I pretty much trudged through Robert Galbraith's (aka JK Rowling) The Cuckoo's Calling. It weighs in at 550 pages which is a bit long for the type of middlebrow mystery that I enjoy.
The investigation in the book concerns the death of a popular fashion model. The police see it as a straightforward suicide, but the model's brother is convinced she was murdered. Clues mount up and it begins to look as if the brother is right.
It falls on Cormoran Strike to untangle the lies and alibis.
Strike is a private investigator with an office in London. He has a lot of issues. He ruminates on these issues often. In the evenings, the mornings, pretty much all the time.
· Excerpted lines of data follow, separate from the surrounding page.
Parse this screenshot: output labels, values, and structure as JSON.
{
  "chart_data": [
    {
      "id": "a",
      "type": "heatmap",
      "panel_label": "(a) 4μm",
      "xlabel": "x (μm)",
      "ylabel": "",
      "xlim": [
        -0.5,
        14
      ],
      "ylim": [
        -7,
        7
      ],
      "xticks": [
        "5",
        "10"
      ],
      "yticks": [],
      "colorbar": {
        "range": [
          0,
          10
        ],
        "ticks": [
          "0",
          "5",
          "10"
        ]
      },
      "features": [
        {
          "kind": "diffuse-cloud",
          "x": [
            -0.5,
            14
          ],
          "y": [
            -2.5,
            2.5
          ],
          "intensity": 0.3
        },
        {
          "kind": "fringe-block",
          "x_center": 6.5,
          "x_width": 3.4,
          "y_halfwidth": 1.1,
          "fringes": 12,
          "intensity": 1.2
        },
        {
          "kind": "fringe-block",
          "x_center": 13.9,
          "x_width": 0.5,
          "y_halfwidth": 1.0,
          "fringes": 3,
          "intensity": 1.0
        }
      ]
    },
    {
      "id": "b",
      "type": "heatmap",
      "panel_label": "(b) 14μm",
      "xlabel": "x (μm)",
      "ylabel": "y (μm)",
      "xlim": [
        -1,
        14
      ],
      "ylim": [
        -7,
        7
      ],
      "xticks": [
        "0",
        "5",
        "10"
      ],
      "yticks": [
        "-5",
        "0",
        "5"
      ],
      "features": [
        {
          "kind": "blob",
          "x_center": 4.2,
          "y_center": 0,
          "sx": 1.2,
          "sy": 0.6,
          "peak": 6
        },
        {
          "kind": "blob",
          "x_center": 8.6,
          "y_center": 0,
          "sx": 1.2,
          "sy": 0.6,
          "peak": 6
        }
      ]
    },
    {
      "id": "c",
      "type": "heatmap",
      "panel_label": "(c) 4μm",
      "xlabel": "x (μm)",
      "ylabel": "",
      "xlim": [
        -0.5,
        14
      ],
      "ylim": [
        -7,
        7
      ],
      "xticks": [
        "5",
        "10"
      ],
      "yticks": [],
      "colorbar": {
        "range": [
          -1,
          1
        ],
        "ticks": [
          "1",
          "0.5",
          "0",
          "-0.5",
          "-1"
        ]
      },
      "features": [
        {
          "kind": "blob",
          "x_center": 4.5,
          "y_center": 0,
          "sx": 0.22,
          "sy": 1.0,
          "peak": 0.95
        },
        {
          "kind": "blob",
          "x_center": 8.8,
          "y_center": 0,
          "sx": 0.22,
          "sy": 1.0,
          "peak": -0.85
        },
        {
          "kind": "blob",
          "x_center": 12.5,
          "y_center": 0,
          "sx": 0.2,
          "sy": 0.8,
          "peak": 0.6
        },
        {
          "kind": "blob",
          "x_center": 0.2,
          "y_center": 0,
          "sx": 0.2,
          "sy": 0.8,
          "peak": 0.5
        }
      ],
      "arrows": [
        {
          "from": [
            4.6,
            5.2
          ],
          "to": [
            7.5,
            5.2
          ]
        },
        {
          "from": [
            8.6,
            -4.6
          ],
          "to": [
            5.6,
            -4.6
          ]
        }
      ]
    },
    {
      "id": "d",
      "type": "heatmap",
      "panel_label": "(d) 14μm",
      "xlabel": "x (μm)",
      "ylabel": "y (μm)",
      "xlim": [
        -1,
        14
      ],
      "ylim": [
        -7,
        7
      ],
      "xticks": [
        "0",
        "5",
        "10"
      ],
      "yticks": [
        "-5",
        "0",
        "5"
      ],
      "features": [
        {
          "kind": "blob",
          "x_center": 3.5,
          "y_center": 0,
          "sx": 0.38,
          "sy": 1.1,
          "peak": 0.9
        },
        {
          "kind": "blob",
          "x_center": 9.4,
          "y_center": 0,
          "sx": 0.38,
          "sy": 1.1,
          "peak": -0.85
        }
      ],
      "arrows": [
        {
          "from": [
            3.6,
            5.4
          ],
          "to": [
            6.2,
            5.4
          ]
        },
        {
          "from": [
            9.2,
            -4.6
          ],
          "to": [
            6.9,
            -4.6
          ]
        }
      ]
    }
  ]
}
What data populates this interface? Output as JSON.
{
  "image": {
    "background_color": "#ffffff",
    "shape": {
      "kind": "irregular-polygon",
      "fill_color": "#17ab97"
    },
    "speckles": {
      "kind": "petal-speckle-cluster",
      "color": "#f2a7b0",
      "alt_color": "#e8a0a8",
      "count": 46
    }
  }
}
A former Royal Military Police investigator, he was wounded in Afghanistan, his longtime girlfriend has left him (or he left her, or maybe it was mutual), he had a rough childhood with a drug addict for a mother, he is the illegitimate child of a rock star whom he has only met twice, and he is in debt. He drinks; he smokes; he eats junk food; he bemoans his fate.
He is not really my kind of guy.
Why, you might ask, did I continue in the company of this fellow? I am not sure. Every character introduced had an involved back story and none of them were very endearing. They were all too rich, too arrogant, too thin, too duplicitous.
The only bright spot in the entire tale is Robin Ellacott, Strike's secretary just arrived from a temp agency. Robin's fiance is not too happy about her recent assignment. Robin, however, is thrilled as she has long had a hankering to solve mysteries. Turns out she is good at it.
The pages light up when Robin is in the room. She is resourceful, discreet, organized, thoughtful, and respects Strike's privacy. I liked her.
I kept thinking I would just give up and move on to something else. Eventually, though, I quit arguing with myself and settled into bed each night to find out how Strike and Robin were getting along with the case.
I mentioned in an earlier post that the BBC has created a series based on this book and the two following: The Silkworm and Career of Evil. I think I will learn of Strike's further adventures via the television series. (Please take note, Netflix.)
Have you tried any of the Strike books? What did you think?